Song of the Dervish by Meher Murshed

Song of the Dervish by Meher Murshed

Author:Meher Murshed
Language: eng
Format: epub
ISBN: 9789386432056
Publisher: Bloomsbury Publishing
Published: 2019-12-06T00:00:00+00:00


Chapter 12

Soaring with Angels

The forbidden red ruby and song

My verses, says Amir Khusro, were on everyone’s lips. Musicians put tunes to his words; and even bent old men flew into ecstasy on hearing those melodies.

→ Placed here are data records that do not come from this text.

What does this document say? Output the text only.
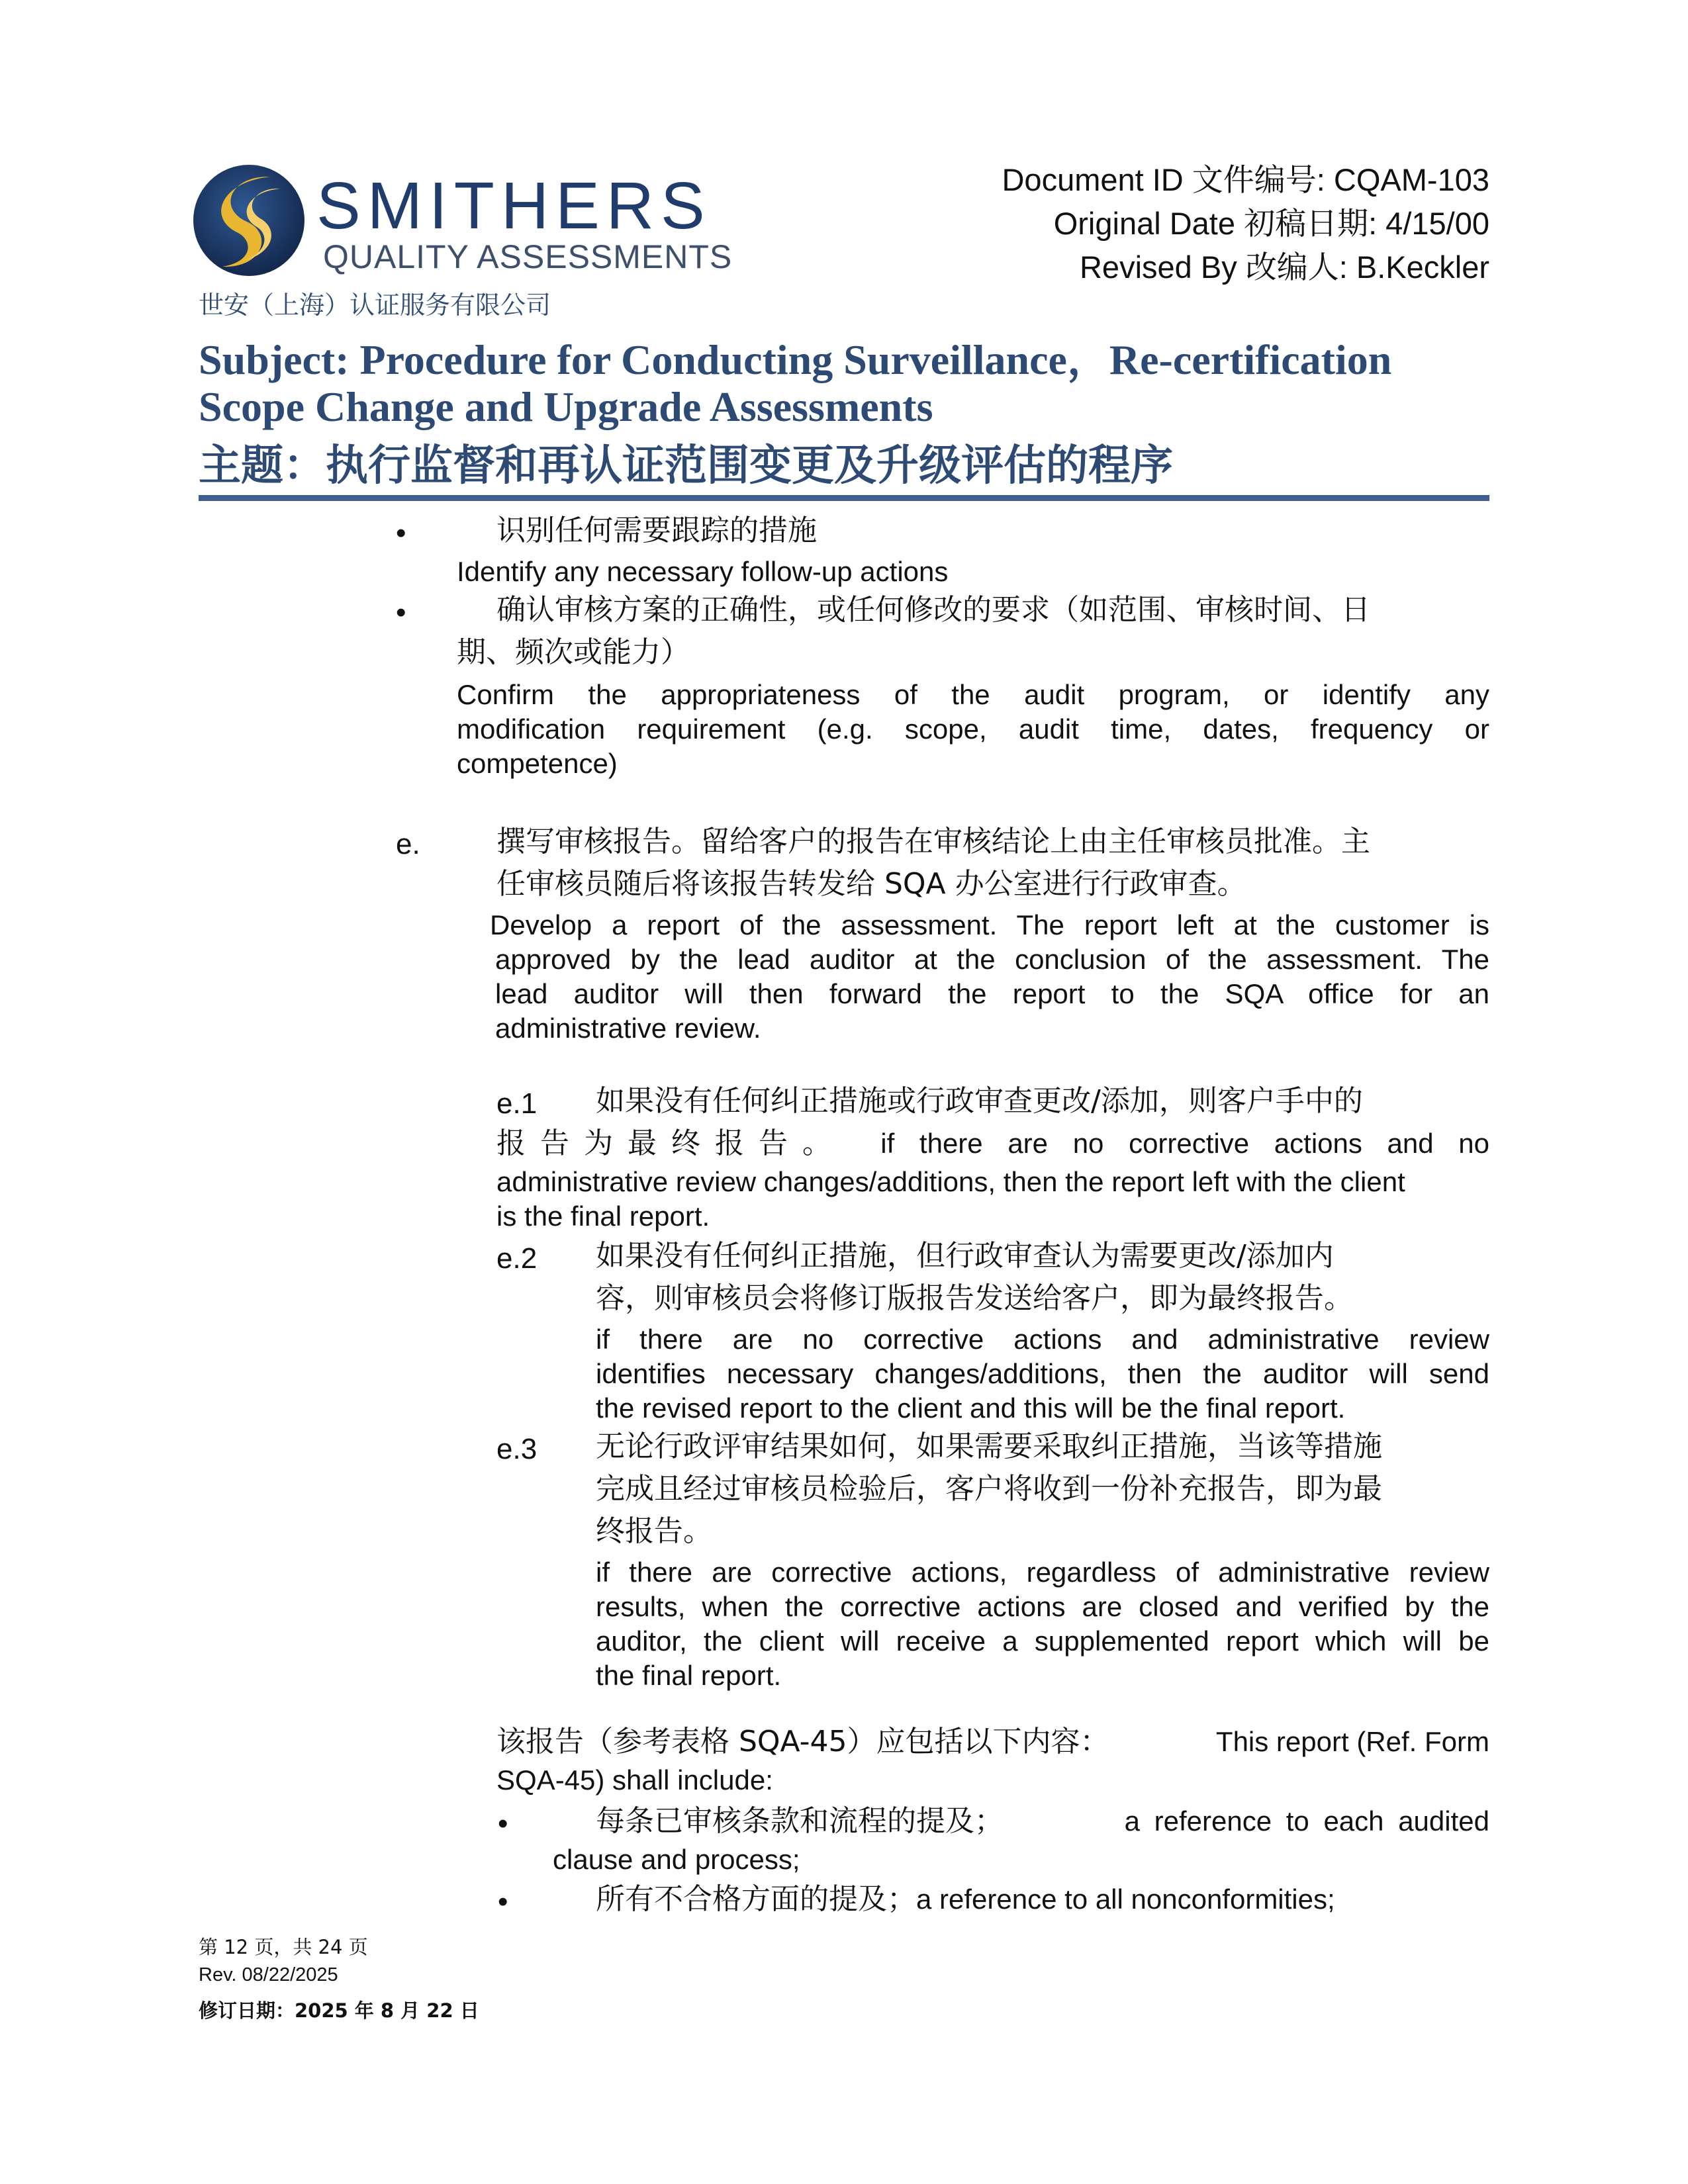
SMITHERS
QUALITY ASSESSMENTS
世安（上海）认证服务有限公司
Document ID 文件编号: CQAM-103
Original Date 初稿日期: 4/15/00
Revised By 改编人: B.Keckler
Subject: Procedure for Conducting Surveillance，Re-certification
Scope Change and Upgrade Assessments
主题：执行监督和再认证范围变更及升级评估的程序
•	识别任何需要跟踪的措施
Identify any necessary follow-up actions
•	确认审核方案的正确性，或任何修改的要求（如范围、审核时间、日
期、频次或能力）
Confirm the appropriateness of the audit program, or identify any
modification requirement (e.g. scope, audit time, dates, frequency or
competence)
e.	撰写审核报告。留给客户的报告在审核结论上由主任审核员批准。主
任审核员随后将该报告转发给 SQA 办公室进行行政审查。
Develop a report of the assessment. The report left at the customer is
approved by the lead auditor at the conclusion of the assessment. The
lead auditor will then forward the report to the SQA office for an
administrative review.
e.1 如果没有任何纠正措施或行政审查更改/添加，则客户手中的
报告为最终报告。 if there are no corrective actions and no
administrative review changes/additions, then the report left with the client
is the final report.
e.2 如果没有任何纠正措施，但行政审查认为需要更改/添加内
容，则审核员会将修订版报告发送给客户，即为最终报告。
if there are no corrective actions and administrative review
identifies necessary changes/additions, then the auditor will send
the revised report to the client and this will be the final report.
e.3 无论行政评审结果如何，如果需要采取纠正措施，当该等措施
完成且经过审核员检验后，客户将收到一份补充报告，即为最
终报告。
if there are corrective actions, regardless of administrative review
results, when the corrective actions are closed and verified by the
auditor, the client will receive a supplemented report which will be
the final report.
该报告（参考表格 SQA-45）应包括以下内容：	This report (Ref. Form
SQA-45) shall include:
•	每条已审核条款和流程的提及；	a reference to each audited
clause and process;
•	所有不合格方面的提及； a reference to all nonconformities;
第 12 页，共 24 页
Rev. 08/22/2025
修订日期：2025 年 8 月 22 日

But how did this all happen? How did he blossom into this genius? Khusro’s master, Nizamuddin’s journey started when he got that call one night when he was at the mosque. He knew he had to go to Baba Farid. That meeting changed Nizamuddin’s life. He would serve the poor for the rest of his life and realise his Maker. Khusro, on the other hand, was nurtured in the home of his father, a soldier, and his grandfather, the army minister of the sultan — the shadow of the sword hung over the child’s cradle. Why did the old man with a gift for prophecy say the baby Khusro would grow into a man of words who would be two steps ahead of the poet Khaqani? A baby born to a soldier and raised by the chief of the army was more likely to wield the sword. But Khusro was different. Destiny gave him words that would take him to another world — there he would compose verse. The child was a prodigy, weaving rhyme after rhyme. The old man could see something no one could. The boy was growing up to be an artist who could paint with words, a weaver of tapestry of poems laced with Divine emotion.

There was a noble, Malik Chajju, a nephew of the sultan Balban, who was lifted into raptures on listening to Khusro’s compositions. Chajju loved the arts, and once gave away all the horses in his stable to a poet, Shamsi-e-Muin, who had sung his praises. Khusro, about 20, was too young to enter the sultan’s court, but instead, entered the services of Chajju. Times were turning. The poet was also coming to terms with the death of his maternal grandfather, Imad-ul-Mulk. The palace was in grief, the Turks were mourning and even the Brahmans were weeping. With Imad-ul-Mulk’s loss, Khusro now only had his mother. Nizamuddin still had not made the call. Chajju’s court had. And that’s where Khusro went.

Sultan Balban had become a conservative king, but his nobles were still leading the high life. The smell of perfume filled their courts and the forbidden red ruby flowed incessantly as did Khusro’s words. Chajju was happy and so was Khusro, who thrilled his master with the verses he composed. But because Balban had become stern and did not entertain revelry, the parties at these princely courts had to be held on the sly. Bughra Khan, the sultan’s son, came to one of these parties thrown by Chajju. A lover of verses himself, Bughra Khan brought along two gems of his court, the great poet, Shamsuddin Dabir whom Khusro greatly respected, and Qadi Athir.

The evening was set alight with verses; the princes were spellbound. The poets, feeding off the delirious audience, took their art to higher and higher realms.